Environment and the Economy Subcommittee Discusses Critical Chemical Security Program
WASHINGTON, DC - The House Energy and Commerce Subcommittee on Environment and the Economy, chaired by Rep. John Shimkus (R-IL), Thursday convened a legislative hearing to discuss H.R. 908, a bill to extend the authority of the Secretary of Homeland Security to maintain the Chemical Facility Anti-Terrorism Standards Program.
Subcommittee members Tim Murphy (R-PA) and Gene Green (D-TX) introduced this bipartisan bill to extend the Chemical Facility Anti-Terrorism Standards Program (CFATS) for seven years, authorizing the Department of Homeland Security (DHS) to continue its anti-terrorism security efforts at chemical plants across the country. The Energy and Commerce Committee has jurisdiction over chemical security regulations and the existing CFATS program. The language of the originally enacted program from the 2007 Homeland Security Appropriations Act was introduced as a stand-alone bill in the 109th Congress and referred solely to the committee.
Chemical plant security is a national security priority. Multiple witnesses voiced their support for H.R. 908 as a means to implement effective and more permanent long-term chemical security standards. Representatives from the chemical and manufacturing industries testified to the success of the CFATS program and urged Congress to act now and pass a reauthorization law that would provide a signal of clarity to U.S. businesses.
William Allmond from the Society of Chemical Manufacturers and Affiliates praised the effectiveness of the performance-based regulation and stated, "Congress can best assure the CFATS program's continued success and forward momentum by passing H.R. 908. This bill would reauthorize CFATS through 2017, thus allowing DHS and facilities to concentrate on successfully implementing that regulation through completion." Allmond went on to say, "Without the assurance of a long-term authorization of these regulations, companies run risk of investing costly activities today that might not satisfy the regulatory standards of tomorrow."

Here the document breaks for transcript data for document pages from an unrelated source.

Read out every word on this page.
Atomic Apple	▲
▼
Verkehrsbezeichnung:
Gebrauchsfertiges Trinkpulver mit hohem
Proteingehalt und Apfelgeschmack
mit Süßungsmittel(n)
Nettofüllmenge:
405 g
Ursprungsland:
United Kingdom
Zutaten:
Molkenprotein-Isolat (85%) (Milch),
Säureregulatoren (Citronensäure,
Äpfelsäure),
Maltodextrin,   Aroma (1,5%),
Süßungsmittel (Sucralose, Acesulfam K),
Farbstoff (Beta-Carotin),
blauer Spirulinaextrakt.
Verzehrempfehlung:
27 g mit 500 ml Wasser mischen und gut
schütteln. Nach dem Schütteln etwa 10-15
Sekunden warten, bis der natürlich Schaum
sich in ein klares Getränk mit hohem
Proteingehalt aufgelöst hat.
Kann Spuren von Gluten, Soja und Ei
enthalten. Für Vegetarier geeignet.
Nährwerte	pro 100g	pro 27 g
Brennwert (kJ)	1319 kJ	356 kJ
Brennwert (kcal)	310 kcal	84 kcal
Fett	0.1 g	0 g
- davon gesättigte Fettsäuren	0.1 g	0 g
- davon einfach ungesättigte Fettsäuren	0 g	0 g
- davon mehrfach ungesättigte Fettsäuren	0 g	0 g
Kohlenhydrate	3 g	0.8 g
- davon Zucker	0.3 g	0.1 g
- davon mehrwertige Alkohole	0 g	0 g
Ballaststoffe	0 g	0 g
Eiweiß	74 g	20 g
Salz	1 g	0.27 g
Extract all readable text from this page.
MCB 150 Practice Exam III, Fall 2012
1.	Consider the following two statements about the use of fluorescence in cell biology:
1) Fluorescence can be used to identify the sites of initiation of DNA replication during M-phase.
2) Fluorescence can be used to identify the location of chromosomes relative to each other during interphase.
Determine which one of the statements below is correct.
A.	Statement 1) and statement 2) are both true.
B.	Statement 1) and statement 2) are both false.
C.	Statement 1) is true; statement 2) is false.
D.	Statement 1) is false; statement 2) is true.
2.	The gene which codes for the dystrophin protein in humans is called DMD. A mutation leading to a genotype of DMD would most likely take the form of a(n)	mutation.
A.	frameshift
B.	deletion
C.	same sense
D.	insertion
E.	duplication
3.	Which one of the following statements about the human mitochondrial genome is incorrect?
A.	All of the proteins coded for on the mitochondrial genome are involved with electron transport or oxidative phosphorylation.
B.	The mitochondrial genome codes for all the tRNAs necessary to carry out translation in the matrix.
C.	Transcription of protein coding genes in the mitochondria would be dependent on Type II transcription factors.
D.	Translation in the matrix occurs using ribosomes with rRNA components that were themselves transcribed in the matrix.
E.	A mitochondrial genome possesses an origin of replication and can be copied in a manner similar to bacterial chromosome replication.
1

Rand Beers, Undersecretary of the National Protection and Programs Directorate at the Department of Homeland Security expressed support for the maturation of the CFATS program and explained the broad scope of industries impacted by chemical security regulation, stating, "Just beyond the chemical manufacturers themselves, this affects warehouses and distributors, oil and gas operators, hospitals, semiconductor manufacturers, paint manufacturers, colleges and universities, some pharmaceuticals, and some parts of the agriculture industry. And I'm not finished with the list but that certainly should give people an indication of how broadly this part law impacts companies and facilities across the country."
Chairman Shimkus believes that continuation of the CFATS program is not only critical to our national security but it is also crucial for our economy, noting, "H.R. 908 will allow our anti-terrorism security efforts at chemical facilities across the country to remain strong and the law underpinning them to remain in effect. At the same time it gives DHS time to fully implement this law, but most importantly, it provides a signal of clarity to businesses that they will not face uncertainty; fostering job creation and getting our economy back on track."